Zeitgleich wurden auch mehrere historische Grünsandsteinbrüche befahren und beprobt. Unter
Berücksichtigung von konkurrierenden Nutzungen (z. B. Wasserschutz, Naturschutz, Bannwald,
Gewerbegebiet etc.) wurden dann mehrere Potentialflächen ausgewiesen, in denen man hochwertigen
Grünsandstein abbauen könnte; eine dieser Flächen liegt nördlich des alten aufgelassenen Steinbruchs
Ihrlerstein. Diese und die anderen Flächen wurden dem zuständigen Regionsbeauftragten an der
Regierung der Oberpfalz gemeldet; sie werden dem Regionalen Planungsverband im Rahmen der
nächsten Fortschreibung des Regionalplans als Vorranggebiete für Naturwerksteinabbau vorgeschlagen.
Da ein solches Verfahren sehr aufwändig bezüglich Zeit und Geld ist, wurde 2014 ein DBU-Projekt
beantragt (Laufzeit bis 2017), im Rahmen dessen in Bayern ehemalige Steinbrüche der wichtigsten
denkmalrelevanten Naturwerksteine erkundet und beurteilt werden sollten. Es wurden über 200
ehemalige Steinbrüche (auf-)gesucht; in die Endausscheidung kamen 51 Naturwerksteinbrüche, von
deren Gesteine Musterplatten angefertigt wurden, die genauen Lagepläne wurden abgebildet, des
Weiteren wurden gesteinstechnische Daten ermittelt, chemische und mineralogische Analysen
durchgeführt und bekannte Objekt-Beispiele aufgeführt etc.

Nach Bekanntwerden des Projektes kamen immer mehr Anfragen an das Bayerische Landesamt für
Umwelt von Seiten des Landesamts für Denkmalpflege, der Schlösser- und Seenverwaltung in Bayern, von
Steinmetzen, Restauratoren, Architekten und Geologischen Büros.

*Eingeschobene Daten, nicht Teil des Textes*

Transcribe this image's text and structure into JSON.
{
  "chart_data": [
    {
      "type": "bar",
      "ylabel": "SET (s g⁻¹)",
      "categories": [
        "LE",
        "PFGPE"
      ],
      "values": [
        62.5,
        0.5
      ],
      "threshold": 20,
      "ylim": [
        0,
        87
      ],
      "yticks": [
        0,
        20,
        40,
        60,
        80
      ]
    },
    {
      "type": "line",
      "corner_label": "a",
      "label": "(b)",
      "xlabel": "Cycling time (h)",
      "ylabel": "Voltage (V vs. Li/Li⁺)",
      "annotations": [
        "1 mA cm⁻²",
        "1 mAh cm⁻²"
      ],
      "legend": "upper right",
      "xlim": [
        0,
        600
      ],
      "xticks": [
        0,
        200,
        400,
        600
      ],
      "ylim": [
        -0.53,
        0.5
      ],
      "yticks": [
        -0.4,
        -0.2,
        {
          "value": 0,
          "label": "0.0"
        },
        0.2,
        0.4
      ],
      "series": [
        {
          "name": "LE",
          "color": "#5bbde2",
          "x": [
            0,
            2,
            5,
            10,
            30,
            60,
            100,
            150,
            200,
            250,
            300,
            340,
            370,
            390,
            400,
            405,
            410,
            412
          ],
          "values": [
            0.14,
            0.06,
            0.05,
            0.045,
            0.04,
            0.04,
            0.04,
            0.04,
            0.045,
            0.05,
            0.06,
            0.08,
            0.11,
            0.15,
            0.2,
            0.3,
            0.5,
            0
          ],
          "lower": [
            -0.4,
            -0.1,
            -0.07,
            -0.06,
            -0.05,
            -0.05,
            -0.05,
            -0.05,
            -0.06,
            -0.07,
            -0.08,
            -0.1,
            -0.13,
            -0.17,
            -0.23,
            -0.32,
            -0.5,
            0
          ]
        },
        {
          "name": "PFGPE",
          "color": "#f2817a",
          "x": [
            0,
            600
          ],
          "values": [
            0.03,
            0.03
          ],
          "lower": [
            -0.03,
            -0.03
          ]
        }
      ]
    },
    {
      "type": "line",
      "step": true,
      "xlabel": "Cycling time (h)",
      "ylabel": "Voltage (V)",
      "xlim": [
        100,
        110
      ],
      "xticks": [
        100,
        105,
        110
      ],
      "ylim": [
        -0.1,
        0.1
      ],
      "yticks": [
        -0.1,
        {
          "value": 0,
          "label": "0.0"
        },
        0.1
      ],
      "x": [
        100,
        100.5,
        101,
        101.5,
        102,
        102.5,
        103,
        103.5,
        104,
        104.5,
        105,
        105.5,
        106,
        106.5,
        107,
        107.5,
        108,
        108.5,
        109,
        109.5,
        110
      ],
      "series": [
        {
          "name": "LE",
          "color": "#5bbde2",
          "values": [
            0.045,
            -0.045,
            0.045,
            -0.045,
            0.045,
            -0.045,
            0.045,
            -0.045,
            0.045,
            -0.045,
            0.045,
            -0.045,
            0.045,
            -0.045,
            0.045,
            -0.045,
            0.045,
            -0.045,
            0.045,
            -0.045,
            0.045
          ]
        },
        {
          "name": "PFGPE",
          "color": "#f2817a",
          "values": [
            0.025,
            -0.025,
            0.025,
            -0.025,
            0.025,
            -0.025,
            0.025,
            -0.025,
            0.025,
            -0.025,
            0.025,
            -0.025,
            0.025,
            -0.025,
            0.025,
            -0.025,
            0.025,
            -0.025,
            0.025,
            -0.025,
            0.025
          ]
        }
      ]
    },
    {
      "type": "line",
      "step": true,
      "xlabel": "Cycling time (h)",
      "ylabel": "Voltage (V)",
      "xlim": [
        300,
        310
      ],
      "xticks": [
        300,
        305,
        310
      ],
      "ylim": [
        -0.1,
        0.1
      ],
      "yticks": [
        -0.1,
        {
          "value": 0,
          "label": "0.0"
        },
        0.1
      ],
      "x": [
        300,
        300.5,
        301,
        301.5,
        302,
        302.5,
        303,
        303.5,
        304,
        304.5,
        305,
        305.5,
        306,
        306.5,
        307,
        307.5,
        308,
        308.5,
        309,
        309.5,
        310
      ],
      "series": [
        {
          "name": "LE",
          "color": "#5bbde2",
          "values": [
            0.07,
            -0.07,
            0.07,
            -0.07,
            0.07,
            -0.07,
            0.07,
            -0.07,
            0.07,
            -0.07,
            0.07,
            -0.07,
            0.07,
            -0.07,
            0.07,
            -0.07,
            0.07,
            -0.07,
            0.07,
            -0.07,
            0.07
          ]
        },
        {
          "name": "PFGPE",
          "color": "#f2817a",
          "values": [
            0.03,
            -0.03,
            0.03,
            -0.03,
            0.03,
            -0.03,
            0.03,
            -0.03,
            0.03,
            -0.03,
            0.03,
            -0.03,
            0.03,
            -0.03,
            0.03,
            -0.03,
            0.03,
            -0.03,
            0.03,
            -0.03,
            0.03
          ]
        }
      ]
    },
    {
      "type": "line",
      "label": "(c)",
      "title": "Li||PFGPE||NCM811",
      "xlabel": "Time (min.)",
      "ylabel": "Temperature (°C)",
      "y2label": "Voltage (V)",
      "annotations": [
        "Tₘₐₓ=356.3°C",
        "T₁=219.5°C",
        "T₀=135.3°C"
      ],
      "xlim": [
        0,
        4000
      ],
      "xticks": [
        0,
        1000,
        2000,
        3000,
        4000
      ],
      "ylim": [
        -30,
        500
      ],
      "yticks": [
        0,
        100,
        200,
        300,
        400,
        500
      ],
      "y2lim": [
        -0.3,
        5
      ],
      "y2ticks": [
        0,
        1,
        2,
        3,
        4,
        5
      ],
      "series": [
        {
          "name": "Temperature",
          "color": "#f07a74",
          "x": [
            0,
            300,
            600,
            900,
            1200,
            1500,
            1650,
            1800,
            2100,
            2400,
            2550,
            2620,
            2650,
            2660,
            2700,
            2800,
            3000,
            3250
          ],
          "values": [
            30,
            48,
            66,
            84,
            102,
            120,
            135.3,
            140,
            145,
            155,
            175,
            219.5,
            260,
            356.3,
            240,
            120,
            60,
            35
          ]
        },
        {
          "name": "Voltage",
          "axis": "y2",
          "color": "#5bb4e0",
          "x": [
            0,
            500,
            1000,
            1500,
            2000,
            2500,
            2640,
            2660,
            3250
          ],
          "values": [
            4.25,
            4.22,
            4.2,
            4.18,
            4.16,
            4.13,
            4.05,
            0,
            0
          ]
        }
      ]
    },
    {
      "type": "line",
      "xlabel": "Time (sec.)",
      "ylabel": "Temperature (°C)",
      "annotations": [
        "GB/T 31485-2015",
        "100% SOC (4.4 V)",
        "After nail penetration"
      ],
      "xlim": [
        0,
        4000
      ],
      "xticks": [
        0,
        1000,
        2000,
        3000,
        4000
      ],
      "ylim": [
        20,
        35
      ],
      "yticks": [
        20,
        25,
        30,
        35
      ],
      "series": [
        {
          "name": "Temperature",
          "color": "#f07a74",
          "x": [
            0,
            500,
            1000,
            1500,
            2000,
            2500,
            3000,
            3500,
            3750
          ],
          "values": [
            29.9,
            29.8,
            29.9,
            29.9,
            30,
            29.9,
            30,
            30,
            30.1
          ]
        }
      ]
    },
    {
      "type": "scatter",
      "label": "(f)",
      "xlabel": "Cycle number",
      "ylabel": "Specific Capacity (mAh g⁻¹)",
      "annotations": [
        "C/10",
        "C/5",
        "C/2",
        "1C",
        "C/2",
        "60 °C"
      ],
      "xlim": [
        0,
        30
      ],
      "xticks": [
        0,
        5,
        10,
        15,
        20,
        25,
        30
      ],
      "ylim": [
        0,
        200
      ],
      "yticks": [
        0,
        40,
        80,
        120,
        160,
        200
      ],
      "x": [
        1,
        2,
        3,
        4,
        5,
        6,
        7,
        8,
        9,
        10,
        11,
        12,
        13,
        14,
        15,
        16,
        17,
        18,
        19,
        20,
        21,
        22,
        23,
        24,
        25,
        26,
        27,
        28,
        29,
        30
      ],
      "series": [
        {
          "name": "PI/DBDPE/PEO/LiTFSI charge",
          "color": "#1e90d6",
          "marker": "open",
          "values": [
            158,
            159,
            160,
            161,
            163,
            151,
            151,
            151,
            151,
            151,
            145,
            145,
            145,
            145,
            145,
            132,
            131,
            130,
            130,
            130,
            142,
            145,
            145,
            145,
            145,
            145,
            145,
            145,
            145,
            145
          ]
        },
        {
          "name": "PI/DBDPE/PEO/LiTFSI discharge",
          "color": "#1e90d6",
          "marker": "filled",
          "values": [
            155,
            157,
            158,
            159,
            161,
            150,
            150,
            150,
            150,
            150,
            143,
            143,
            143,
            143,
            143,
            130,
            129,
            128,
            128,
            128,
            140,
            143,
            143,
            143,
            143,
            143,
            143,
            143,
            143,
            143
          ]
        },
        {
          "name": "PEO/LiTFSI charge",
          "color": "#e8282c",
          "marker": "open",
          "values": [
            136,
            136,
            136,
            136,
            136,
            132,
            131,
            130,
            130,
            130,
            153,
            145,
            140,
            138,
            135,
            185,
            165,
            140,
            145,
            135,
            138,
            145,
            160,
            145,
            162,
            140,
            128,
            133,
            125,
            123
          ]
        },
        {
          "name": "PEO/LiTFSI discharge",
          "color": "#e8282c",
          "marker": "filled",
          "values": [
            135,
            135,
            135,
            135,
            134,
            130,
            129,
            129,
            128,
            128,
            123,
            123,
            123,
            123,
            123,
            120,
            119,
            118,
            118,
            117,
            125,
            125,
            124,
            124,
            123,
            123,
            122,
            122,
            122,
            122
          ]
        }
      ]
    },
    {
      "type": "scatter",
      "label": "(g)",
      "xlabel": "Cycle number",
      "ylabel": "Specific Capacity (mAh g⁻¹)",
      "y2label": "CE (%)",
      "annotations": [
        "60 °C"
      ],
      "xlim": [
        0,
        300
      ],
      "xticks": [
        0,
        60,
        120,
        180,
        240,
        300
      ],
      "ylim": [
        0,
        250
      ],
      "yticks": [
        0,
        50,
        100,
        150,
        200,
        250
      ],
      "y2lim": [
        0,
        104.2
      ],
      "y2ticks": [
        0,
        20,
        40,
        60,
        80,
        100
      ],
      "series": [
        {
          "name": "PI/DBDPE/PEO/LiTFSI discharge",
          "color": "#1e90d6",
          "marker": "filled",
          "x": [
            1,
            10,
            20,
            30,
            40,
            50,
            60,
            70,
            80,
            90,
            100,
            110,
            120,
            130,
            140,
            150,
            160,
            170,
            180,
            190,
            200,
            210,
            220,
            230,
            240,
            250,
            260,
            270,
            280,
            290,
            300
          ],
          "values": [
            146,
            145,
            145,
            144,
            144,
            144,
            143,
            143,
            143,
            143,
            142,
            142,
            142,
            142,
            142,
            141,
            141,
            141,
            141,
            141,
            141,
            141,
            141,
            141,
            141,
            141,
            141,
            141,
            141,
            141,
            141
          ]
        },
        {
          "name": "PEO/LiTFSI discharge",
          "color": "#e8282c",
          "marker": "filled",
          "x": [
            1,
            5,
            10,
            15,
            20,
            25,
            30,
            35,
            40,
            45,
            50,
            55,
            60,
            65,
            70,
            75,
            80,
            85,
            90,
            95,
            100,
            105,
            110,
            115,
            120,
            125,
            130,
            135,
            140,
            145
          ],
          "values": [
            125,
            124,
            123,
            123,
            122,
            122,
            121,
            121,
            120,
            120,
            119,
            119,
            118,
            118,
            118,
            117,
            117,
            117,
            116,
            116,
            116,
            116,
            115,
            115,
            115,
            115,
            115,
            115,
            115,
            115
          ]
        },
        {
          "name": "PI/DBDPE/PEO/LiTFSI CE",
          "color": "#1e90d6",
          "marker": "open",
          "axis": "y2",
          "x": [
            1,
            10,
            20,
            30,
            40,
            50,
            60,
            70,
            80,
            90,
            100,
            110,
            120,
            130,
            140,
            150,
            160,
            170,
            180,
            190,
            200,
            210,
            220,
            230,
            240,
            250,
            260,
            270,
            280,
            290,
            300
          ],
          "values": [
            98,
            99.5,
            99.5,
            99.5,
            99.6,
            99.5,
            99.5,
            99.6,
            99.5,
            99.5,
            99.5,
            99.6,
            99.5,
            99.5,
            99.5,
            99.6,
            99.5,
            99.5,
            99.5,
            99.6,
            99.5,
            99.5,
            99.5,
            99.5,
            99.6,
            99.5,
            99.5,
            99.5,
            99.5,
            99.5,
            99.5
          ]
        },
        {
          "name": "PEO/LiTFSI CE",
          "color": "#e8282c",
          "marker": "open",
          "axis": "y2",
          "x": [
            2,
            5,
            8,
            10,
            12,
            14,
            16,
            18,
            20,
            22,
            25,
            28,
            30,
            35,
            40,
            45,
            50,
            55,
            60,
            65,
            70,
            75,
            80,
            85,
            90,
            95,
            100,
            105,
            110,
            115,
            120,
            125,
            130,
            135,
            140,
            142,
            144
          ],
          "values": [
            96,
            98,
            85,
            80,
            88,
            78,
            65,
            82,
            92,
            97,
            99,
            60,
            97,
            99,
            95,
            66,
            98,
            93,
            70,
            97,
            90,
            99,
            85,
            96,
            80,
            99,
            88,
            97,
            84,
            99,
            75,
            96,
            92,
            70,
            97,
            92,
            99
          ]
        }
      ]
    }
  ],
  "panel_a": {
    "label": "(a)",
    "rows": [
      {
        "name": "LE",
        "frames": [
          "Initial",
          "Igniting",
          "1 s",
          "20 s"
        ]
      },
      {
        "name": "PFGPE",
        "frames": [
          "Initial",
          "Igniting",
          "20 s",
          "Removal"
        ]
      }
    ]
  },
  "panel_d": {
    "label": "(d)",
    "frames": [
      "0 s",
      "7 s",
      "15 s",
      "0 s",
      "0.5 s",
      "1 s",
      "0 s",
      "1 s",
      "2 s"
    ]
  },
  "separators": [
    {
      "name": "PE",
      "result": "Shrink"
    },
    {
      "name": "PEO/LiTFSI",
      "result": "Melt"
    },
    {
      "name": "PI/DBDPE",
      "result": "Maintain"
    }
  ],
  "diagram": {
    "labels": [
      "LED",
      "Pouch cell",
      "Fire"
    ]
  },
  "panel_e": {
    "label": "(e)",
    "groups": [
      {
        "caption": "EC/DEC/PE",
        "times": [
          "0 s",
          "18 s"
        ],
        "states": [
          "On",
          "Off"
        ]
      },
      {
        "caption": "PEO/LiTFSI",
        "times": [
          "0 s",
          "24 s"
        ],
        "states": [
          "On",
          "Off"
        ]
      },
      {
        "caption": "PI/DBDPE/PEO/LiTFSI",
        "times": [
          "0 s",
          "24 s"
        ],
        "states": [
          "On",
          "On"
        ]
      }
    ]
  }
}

Oft musste zuerst ermittelt werden, um welches Gestein es sich überhaupt handelt, nach dem gesucht
wird; der nächste Schritt war dann das Finden der „Bezugsquellen“ (= Steinbrüche) für die bayerischen
Denkmalobjekte. Dabei stellte sich heraus, dass natürlich trotz der großen bayerischen Naturwerkstein-
Vielfalt auch außerbayerische Naturwerksteine verwendet wurden: Als ein Beispiel sei der Kaiserhof der
Residenz in München angeführt, dessen teilweise geteerte Flächen wieder wie ursprünglich komplett mit
Original-Material (Oolithischer Kalk) gepflastert werden sollten. Nach langer erfolgloser Suche in Bayern
nach einem derartigen Gestein stießen wir erst außerhalb des Freistaats auf das Originalgestein: den
Bernburger Rogenstein aus Sachsen-Anhalt, der in Preußen ein typischer Pflasterstein ab ca. 1900 war.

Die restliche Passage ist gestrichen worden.